Victor Remère : Une bétonnière comme four à pain

Muriel Carbonnet
03/02/2023
Modifié le 07/02/2023 à 11:01

Au sein de la ferme urbaine “Zone Sensible” de Saint-Denis, prend place une bétonnière. Au premier regard, on est interpellé. Que vient faire cet équipement de chantier au beau milieu des légumes ?

Article paru dans Béton[s] le Magazine n° 104

[©Victor Remère]
Au sein de cet espace de création artistique à ciel ouvert, prend place une bétonnière. [©Victor Remère]

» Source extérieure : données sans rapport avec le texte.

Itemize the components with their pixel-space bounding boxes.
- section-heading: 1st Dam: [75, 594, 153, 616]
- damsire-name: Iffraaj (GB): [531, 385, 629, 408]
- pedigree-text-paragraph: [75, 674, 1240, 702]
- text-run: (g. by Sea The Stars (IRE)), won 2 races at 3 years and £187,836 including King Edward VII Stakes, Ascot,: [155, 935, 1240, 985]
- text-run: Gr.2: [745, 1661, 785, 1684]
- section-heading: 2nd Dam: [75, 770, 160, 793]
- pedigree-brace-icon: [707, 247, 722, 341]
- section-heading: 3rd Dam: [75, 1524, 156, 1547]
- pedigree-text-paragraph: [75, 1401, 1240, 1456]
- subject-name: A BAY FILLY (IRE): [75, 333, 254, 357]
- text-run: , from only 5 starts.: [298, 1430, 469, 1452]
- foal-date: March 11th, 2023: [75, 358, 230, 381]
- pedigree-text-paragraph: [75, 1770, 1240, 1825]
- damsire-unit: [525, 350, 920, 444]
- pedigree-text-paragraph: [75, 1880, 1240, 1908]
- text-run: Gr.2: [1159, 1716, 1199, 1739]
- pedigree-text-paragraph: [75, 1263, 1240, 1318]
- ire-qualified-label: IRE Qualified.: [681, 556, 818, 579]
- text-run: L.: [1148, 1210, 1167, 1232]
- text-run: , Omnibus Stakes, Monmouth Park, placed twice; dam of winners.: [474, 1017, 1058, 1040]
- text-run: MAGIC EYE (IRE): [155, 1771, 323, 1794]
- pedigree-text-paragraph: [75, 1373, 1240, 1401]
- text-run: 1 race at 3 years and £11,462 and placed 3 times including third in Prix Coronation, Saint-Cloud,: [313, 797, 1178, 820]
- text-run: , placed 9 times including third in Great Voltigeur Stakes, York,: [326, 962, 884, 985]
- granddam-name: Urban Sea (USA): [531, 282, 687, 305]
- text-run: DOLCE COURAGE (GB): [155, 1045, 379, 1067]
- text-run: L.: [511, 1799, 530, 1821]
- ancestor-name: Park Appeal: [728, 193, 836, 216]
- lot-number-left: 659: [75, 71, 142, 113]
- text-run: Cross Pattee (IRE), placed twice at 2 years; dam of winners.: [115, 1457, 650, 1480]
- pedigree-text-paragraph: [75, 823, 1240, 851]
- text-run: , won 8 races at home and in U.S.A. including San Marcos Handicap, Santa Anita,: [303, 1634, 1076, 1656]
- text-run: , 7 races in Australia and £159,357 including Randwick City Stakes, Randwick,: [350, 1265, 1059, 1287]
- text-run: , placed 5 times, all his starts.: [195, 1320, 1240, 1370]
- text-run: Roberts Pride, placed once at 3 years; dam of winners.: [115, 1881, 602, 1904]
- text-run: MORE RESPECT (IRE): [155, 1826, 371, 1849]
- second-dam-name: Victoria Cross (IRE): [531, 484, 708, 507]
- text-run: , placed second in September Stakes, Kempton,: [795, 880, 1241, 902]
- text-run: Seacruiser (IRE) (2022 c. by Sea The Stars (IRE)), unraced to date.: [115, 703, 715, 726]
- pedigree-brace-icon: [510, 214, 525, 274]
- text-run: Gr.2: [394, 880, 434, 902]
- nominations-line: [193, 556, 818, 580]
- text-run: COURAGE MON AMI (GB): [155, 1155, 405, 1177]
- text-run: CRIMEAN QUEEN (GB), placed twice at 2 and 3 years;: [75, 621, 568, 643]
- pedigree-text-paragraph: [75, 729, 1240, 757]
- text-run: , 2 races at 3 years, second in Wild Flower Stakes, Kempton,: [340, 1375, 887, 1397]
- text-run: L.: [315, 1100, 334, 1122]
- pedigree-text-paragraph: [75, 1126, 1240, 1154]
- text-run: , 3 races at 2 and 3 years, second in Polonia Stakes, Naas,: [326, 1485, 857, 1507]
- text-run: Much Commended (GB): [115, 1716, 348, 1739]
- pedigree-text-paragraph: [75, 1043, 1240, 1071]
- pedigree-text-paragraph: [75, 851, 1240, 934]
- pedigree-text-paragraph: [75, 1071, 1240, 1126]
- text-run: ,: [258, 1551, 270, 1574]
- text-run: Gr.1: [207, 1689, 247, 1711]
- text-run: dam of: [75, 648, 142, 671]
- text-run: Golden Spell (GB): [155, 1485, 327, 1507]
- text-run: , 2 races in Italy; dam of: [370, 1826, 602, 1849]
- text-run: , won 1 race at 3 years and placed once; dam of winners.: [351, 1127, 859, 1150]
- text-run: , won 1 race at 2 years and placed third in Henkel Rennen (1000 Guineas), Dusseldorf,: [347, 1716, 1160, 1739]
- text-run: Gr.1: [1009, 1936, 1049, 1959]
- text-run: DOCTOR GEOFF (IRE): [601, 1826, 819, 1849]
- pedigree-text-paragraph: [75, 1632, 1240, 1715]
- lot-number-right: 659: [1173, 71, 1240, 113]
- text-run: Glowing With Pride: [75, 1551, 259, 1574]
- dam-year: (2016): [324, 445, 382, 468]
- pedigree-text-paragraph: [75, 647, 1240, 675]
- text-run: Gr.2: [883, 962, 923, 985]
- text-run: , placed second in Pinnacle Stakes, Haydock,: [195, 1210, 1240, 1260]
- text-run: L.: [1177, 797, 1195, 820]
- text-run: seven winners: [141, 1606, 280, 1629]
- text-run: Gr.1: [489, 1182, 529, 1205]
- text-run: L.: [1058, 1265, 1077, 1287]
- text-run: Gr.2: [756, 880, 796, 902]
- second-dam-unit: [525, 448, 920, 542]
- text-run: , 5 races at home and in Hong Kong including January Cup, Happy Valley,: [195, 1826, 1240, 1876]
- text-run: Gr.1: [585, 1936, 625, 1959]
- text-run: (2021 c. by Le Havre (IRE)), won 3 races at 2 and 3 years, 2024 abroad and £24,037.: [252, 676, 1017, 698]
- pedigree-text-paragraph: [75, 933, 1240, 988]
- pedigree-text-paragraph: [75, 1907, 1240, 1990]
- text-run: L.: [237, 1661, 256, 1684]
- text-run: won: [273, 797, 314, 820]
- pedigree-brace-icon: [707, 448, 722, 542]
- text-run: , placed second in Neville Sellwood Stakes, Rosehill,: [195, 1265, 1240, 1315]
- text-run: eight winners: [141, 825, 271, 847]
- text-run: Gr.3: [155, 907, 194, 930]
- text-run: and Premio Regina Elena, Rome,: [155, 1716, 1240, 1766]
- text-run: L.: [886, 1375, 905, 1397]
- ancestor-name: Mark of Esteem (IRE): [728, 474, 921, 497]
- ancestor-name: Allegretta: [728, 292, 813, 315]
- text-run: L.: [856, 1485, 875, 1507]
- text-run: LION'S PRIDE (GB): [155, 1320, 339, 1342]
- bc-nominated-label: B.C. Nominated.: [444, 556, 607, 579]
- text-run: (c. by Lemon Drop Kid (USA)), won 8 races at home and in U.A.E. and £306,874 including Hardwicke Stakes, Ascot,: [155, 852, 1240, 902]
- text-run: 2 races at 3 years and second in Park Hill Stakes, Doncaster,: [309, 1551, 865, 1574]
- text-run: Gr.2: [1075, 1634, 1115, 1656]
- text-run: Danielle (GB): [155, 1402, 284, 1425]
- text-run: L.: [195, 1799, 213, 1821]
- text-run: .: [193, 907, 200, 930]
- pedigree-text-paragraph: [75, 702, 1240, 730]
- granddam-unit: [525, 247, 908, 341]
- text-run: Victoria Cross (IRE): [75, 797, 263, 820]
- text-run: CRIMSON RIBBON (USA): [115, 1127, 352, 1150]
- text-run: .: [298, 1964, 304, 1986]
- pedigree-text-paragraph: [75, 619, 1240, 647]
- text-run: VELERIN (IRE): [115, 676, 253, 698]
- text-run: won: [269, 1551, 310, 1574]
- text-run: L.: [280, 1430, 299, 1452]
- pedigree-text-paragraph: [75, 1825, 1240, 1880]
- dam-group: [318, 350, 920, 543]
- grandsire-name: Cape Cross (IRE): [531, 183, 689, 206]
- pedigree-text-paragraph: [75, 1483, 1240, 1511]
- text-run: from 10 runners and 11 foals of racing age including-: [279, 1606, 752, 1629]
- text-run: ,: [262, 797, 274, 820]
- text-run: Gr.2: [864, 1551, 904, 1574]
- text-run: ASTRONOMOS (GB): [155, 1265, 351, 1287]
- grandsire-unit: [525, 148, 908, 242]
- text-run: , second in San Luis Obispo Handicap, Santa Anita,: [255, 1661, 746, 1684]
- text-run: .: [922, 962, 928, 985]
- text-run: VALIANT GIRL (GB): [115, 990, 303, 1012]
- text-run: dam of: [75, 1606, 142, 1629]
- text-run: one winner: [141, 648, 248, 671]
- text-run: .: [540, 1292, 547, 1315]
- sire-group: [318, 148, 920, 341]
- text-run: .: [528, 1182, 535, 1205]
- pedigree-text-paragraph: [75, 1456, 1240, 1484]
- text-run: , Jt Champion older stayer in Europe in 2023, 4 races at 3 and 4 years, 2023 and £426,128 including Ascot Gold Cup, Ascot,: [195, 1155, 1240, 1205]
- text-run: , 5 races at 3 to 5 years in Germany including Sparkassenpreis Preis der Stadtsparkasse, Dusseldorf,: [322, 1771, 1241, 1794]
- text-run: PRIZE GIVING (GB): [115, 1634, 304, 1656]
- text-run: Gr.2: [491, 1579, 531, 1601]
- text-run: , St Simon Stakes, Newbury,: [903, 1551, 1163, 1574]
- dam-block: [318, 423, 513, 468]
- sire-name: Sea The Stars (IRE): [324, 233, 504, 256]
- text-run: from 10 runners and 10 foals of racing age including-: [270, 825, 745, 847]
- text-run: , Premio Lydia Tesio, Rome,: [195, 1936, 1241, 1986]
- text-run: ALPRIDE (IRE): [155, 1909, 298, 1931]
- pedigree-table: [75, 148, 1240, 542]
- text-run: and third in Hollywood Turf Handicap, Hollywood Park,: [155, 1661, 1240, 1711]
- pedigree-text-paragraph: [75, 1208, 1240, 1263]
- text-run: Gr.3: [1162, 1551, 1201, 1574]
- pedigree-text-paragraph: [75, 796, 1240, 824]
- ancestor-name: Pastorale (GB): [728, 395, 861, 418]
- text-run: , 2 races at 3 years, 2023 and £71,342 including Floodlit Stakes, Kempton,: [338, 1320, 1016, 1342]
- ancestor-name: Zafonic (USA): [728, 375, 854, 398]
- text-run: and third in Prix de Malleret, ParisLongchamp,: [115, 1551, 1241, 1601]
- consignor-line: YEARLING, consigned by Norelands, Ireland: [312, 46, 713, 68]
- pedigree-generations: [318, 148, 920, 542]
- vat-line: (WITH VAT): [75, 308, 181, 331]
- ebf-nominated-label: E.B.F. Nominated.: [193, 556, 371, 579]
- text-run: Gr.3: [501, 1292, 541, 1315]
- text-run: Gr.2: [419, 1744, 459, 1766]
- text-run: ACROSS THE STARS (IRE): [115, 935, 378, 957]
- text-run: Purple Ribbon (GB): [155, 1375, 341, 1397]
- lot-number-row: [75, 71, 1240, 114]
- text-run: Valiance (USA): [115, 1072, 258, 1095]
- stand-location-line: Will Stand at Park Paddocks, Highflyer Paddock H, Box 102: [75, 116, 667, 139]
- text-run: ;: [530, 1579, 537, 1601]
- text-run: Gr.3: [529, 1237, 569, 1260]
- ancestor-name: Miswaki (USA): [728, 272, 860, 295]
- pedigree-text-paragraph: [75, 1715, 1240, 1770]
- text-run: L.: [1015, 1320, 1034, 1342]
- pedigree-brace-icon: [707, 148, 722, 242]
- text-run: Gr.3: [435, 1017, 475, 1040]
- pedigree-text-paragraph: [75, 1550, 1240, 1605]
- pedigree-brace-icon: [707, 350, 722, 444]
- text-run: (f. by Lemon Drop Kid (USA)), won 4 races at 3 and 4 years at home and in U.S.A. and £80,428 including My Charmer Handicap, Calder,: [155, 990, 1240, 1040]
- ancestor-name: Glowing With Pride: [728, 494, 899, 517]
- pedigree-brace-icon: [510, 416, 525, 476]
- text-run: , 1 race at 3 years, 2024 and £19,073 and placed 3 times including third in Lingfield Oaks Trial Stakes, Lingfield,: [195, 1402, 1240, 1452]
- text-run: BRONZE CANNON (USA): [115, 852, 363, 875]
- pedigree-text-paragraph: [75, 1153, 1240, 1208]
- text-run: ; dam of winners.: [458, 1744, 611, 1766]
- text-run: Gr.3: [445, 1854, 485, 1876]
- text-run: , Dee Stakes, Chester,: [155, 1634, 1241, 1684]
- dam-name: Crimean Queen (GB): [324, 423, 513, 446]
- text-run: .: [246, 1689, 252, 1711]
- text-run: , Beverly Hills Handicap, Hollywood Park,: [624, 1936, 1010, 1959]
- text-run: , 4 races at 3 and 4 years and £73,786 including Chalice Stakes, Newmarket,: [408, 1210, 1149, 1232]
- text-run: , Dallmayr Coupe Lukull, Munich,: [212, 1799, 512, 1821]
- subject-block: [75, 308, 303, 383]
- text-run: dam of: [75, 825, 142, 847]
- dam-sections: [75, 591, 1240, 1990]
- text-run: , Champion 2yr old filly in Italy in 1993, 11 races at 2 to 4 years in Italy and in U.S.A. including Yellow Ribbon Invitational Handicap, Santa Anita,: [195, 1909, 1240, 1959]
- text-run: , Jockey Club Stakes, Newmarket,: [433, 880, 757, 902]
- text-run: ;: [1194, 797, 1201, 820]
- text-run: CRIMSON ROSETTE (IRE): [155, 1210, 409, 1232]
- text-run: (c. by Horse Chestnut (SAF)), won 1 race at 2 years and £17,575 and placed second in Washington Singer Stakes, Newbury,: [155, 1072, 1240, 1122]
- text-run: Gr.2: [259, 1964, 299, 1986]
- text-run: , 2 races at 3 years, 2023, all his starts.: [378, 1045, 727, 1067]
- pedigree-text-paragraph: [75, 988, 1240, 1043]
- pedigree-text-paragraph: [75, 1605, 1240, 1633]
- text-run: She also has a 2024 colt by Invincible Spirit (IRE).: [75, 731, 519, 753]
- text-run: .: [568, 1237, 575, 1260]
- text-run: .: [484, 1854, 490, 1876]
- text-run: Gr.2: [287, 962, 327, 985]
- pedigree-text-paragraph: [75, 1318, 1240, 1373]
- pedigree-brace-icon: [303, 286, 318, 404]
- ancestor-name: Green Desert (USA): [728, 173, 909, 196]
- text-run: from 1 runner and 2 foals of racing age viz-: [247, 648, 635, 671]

A la ferme urbaine “Zone Sensible” de Saint-Denis (93), l’art contemporain pousse entre les salades, les courgettes, les tomates…. Le “fruit de l’imagination” du Parti poétique, qui a repris au printemps 2018, avec les Fermes de Gally, l’exploitation des dernières terres maraîchères du département. Depuis sa création en 2003, le Parti poétique, fondé par Olivier Darné, plasticien et apiculteur urbain, développe en France et à l’étranger, des projets artistiques pluridisciplinaires grandeur nature. Ces derniers véhiculent les thèmes de la nature, de la culture et de la nourriture. Cultiver devient un art !

Au milieu des légumes

Ainsi, au sein de cet espace de création artistique à ciel ouvert, prend place une bétonnière. Au premier regard, on est interpellé. Que vient faire cet équipement de chantier au beau milieu des légumes ? Qui plus est, lorsqu’on se rapproche, on lit sur le cartel “La Machine à pain”. Là, c’est trop, on veut comprendre ! « “La Machine à pain” est un pied-de-nez aux chantiers qui peuplent la Seine-Saint-Denis. Une bétonnière est ici détournée pour assumer un autre rôle important : abriter la cuisson des aliments. Comme une projection de l’extérieur vers l’intérieur, je me suis inspiré du jardin des cultures du monde de “Zone Sensible” pour créer un objet qui connecte toutes les cultures du département : un four à pain », nous explique l’artiste Victor Remère, né en 1989, et créateur de l’objet.

Universalité du pain

Un poème sur le pain de Francis Ponge fait office de porte d’entrée, comme une mise en garde ou une invitation. Dans ce texte, le poète met en avant l’universalité du pain, « comme si l’on avait à sa disposition sous la main les Alpes, le Taurus ou la Cordillère des Andes ».  Il nous renvoie aussi à sa matérialité, à son ancrage naturel. Le pain est l’un des éléments le plus simple de la cuisine : des céréales, de l’eau et des levures suffisent à sa fabrication. C’est une micro-société naturelle, une ode à la sobriété.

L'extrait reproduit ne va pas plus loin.